The Bruins haven't been quite as explosive as Gonzaga over the course of the season, but they've made do their own way. UCLA has lost one single game since late January, the Pac-12 Tournament Championship Game against Arizona, and have rolled through the first two rounds. They may not put up as many points as Gonzaga, but the offense is still awfully potent, with Jaime Jaquez and a collection of guards leading the way. Jaquez is one of my favorite players in college basketball, a steady veteran who plays both ends and battles the entire 40 minutes. He's not going to step out and hit wild three-pointers, but hits tough shots and always finishes through contact. He'll have to be on his "A" game, although Tyger Campbell, Amari Bailey, and David Singleton have also proven they can punish opposing defenses. It's very much a perimeter-oriented offense; aside from freshman forward Adem Bona, the Bruins really lack much of an interior presence offensively. There's a concern here, too, as Bona was hurt in the Pac-12 Tournament, missed the UNC-Asheville game, and was fairly limited against Northwestern.

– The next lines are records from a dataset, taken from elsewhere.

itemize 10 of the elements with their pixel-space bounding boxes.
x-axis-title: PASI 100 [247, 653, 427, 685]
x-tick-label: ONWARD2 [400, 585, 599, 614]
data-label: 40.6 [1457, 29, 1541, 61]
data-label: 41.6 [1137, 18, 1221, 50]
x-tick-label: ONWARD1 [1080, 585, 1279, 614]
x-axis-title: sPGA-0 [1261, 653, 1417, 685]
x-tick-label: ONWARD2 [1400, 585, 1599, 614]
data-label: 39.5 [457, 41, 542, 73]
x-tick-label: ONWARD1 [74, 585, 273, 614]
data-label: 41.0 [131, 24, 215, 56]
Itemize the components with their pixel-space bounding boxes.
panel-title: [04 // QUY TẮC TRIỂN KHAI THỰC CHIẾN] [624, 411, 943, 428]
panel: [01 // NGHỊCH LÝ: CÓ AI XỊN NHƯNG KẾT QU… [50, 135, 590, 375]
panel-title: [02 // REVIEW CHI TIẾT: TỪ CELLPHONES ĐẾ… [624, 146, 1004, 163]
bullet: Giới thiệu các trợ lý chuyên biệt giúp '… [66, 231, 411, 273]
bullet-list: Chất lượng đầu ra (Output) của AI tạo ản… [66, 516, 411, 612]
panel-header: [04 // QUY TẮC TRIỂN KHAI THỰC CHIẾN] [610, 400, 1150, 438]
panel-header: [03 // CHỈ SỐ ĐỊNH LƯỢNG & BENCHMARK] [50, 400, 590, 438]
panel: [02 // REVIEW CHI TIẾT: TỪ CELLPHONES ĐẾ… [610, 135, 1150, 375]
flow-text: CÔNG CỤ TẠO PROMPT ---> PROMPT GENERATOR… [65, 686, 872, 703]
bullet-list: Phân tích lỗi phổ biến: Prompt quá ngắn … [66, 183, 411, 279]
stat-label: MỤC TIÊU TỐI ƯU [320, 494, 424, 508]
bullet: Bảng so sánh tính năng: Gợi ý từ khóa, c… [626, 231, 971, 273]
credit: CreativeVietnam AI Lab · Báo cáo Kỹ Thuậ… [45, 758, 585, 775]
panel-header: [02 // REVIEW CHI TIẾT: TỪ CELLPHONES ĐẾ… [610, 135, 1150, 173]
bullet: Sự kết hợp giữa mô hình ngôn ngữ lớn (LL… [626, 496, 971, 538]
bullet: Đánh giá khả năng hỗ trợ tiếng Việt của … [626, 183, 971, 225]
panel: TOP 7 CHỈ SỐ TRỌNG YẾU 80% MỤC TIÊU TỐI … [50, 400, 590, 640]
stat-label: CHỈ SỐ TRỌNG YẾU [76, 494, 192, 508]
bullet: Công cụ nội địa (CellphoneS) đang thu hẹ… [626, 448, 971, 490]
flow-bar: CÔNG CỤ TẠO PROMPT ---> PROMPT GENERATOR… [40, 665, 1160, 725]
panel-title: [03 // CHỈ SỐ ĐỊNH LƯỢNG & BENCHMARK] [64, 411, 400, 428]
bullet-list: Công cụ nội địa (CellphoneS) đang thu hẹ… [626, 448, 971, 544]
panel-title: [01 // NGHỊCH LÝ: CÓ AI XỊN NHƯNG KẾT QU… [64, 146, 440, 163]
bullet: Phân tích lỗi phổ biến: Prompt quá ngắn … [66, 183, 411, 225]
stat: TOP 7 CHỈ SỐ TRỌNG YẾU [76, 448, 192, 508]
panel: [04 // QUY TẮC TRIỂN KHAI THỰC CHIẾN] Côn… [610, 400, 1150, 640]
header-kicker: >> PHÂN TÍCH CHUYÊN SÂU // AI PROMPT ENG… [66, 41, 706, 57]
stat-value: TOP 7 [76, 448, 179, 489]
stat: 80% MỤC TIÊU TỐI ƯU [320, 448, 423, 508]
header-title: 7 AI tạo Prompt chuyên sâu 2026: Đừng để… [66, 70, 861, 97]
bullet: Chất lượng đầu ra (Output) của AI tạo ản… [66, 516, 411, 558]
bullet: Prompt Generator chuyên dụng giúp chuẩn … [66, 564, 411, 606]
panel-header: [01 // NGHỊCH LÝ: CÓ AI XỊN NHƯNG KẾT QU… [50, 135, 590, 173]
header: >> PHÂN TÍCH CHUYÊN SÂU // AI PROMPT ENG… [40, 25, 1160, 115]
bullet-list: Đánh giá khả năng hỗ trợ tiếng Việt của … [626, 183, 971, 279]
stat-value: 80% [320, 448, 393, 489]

Mick Cronin never has an issue getting his teams to play up in March, but this team feels a bit different than some the team Gonzaga saw in the 2021 Final Four. They can still score with the best of them, but it has a bit more grittiness and toughness than past UCLA teams, similar to the Cincinnati teams Cronin coached for many years. They're going to give Gonzaga an absolute battle, and something tells me this one won't be lacking in physicality or tenacity. But, Gonzaga was my National Title pick entering this year's Tournament, and I think they can get the job done. The guards are going to have to show up, but Timme gives them a massive advantage, particularly with Bona banged up. Another tight one between these two and there isn't a Jalen Suggs to settle the score, but I'm still picking the 'Zags to move on.